Very odd indeed. I’d be very interested in having you run the query with the TOP 1 in the Query Analyzer with the Show Execution Plan on, and document what it does differently than when you run it without the TOP 1. Obviously for some reason it must be forcing optimizer to ignore an index or something causing a table scan or something.
Try using Set RowCount and see if there is any performance gain SET RowCount 1
Select b.FilePath
from Table1 a, Table2 b
where a.DocumentID = ‘12345’ and a.subDocumentID = b.subDocumentID
and b.FileType <= 2
order by a.ID
SET RowCount 0 Madhivanan Failing to plan is Planning to fail
The TOP keyword is meaningless without the order by clause.
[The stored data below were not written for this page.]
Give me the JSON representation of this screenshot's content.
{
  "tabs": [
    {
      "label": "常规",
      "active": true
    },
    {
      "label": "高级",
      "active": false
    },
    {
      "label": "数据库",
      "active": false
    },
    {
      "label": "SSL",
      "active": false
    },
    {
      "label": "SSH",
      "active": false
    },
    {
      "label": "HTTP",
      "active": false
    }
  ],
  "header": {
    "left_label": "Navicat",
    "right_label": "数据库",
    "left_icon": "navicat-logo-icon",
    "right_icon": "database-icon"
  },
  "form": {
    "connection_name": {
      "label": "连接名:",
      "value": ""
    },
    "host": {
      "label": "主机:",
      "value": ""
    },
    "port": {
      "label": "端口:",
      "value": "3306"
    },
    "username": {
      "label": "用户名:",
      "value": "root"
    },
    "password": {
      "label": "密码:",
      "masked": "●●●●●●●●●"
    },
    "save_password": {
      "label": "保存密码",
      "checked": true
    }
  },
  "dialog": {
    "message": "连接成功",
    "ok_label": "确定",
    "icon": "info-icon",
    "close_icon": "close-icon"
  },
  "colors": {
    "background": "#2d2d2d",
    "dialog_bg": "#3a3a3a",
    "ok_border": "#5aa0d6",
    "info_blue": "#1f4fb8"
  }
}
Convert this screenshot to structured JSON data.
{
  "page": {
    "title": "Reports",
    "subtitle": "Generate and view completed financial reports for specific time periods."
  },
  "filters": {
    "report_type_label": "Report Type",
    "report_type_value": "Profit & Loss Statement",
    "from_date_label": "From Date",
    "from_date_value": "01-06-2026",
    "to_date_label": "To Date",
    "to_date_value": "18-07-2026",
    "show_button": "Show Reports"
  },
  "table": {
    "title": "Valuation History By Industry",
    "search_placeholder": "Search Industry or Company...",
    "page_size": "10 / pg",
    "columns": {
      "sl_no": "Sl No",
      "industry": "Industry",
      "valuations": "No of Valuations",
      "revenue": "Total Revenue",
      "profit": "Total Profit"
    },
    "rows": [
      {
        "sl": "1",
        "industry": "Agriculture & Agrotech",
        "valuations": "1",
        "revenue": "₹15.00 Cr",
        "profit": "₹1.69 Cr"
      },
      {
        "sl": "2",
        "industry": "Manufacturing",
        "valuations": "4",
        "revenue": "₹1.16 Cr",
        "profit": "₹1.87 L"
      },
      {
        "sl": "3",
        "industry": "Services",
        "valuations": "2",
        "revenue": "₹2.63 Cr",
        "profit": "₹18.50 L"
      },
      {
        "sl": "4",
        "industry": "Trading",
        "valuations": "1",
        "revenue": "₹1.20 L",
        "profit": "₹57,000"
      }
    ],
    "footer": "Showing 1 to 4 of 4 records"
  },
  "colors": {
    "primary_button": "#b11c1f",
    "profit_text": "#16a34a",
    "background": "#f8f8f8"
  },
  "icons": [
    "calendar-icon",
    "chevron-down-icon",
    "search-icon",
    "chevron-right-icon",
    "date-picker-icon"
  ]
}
For SQL Server to know what is top and what is bottom you have to provide an order by clause. If you do not, then SQL Server will use the default order (based on the clustered index) which in your case spans two columns, subDocumentID and FileType. As you noticed already, if you explicitly specify the order by clause on a.ID it runs quicker. Not only is it a good idea to explicitly specify the order by clause for this reason but also, without it, you might in fact get different results. Karl Grambow www.sqldbcontrol.com
Hmm.. that makes sense… Thanks Karl!